If you have questions about your account, your repayments or how to use Customer Online, please see our frequently asked questions below.
If you want to know where to check or update your account details – you can find relevant information here.
You can update your contact and banking details in Customer Online, which can be accessed via the Log In link at the top right of our homepage. Your Customer Online portal gives you quick and easy control over your account, allowing you to manage your repayments and details, with access to information such as how to make payments, to discharge your loan and our BSB number. You may find that the changes you wish to make are already accessible to you and can be done without the assistance of our service team.
Liberty has always assessed customers based on their individual circumstances, allowing us to provide more personalised and tailored solutions. This also applies to hardship and helping customers in need.
We are committed to providing assistance that best suits your circumstances. The following is a list of options available which we will discuss with you.
Yes. We may be able to defer your repayments depending on your situation. It’s important to understand that if you stop making loan payments, interest is still charged, and your loan balance will continue to increase. You don’t have to make a lump sum payment at the end of your deferred repayment period. But when you start making payments again, your regular repayment amount will increase because your loan balance is higher. Please call us on 13 11 33 or email us at firstname.lastname@example.org to discuss putting an arrangement in place to defer or reduce your repayments.
Depending on your individual circumstances, we may be able to change your repayments from principal and interest to interest only. This will temporarily reduce your repayment amount. It is important to understand that if we do this, your loan balance will not reduce during this period which costs you more interest. Please call us on 13 11 33 or email us at email@example.com to discuss whether your loan will be eligible for interest only repayments.
A payment moratorium or payment holiday is a short-term pause placed on your loan repayments that can be helpful in times of unexpected change. Please call us on 13 11 33 or email us at firstname.lastname@example.org to discuss if a payment moratorium is a suitable option for you.
If we are able to provide a payment moratorium or payment holiday you will not be required to make any repayments during the agreed time period. However, interest and fees will continue to accrue on your loan. This means at the end of the payment moratorium or payment holiday, your loan balance will be higher, and your minimum repayments will increase so that your loan can still be paid within your loan term. This is why we take the time to explore this option with you with careful consideration.
Not this time but this may change in the future. There are legal developments regarding hardship which may lead to the recording of any deferral or reduction of your loan repayments on your credit file.
Yes. We can speak to your financial counsellor or authorised representative if you would like us to. You'll need to complete a Third-Party Authority Form. This gives us your authority to talk to your preferred representative about your situation.

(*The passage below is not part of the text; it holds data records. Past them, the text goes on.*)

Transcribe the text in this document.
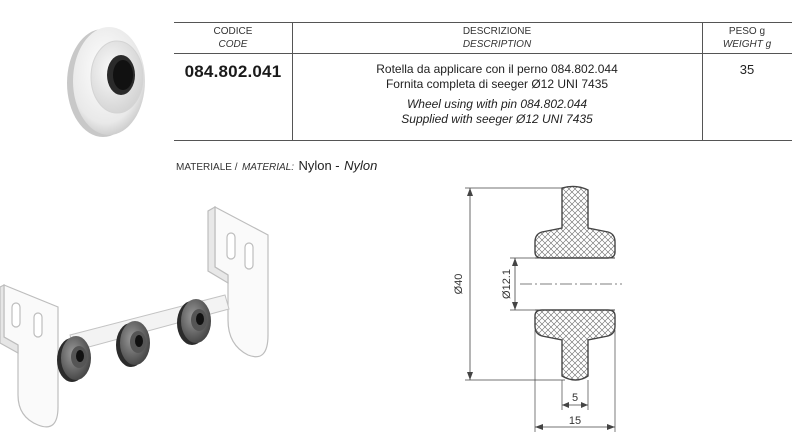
CODICE
CODE
DESCRIZIONE
DESCRIPTION
PESO g
WEIGHT g
084.802.041	Rotella da applicare con il perno 084.802.044
Fornita completa di seeger Ø12 UNI 7435
Wheel using with pin 084.802.044
Supplied with seeger Ø12 UNI 7435
35
MATERIALE / MATERIAL: Nylon - Nylon
Ø40	Ø12.1
5
15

There are several government assistance initiatives available to help individuals, households and businesses. You can refer to the factsheet relevant to your circumstances here.
Once your financial circumstances have improved and you’re able to resume your full repayments please contact us on 13 11 33 or email us at email@example.com. Together, we will work out how much you can afford to pay towards your loan.
It costs you less interest if you can make repayments to catch up. But if that isn’t an option in the short term, we may be able to capitalise your arrears depending on your circumstances. That would mean your minimum repayments will be higher so that your loan can still be paid within your loan term.
If you are concerned about incurring break costs and want to know more about how fixed rate loan break costs are managed at Liberty, you can learn more here.
Selecting a fixed rate loan contract means the annual interest rate on your loan will not change during the fixed loan term. It provides certainty that repayments will not change during the term of the fixed rate loan contract.
A break cost represents the amount of economic cost we experience if you choose to break your fixed interest rate loan with us. We pass this cost to you as a break cost.
To provide fixed rate loans, we arrange fixed rate funding for your loan term. When you break your fixed rate loan earlier than expected, we remain committed to those arrangements. Our break costs are a reasonable estimate of the economic cost we incur as a result of those commitments continuing. For example, if market rates decline and funds are repaid early, those funds would not be able to earn the same rates which were available during the time your fixed loan was arranged.
Your Loan Agreement will disclose whether a break cost may apply. Your terms and conditions will outline under what circumstances it may be payable. If unsure, just call us on 13 11 33 and we’ll confirm for you.
Usually break costs apply when interest rates have declined and the most common scenarios that may result in a break cost include switching your loan from fixed to variable rate, borrowing more money through a loan top up, and paying off your entire loan early.
Break costs will vary based on the loan amount and the change in interest rates between your loan settlement and today. We recommend that you ask us for an estimate of the break costs and seek independent financial advice before you prepay a fixed rate loan.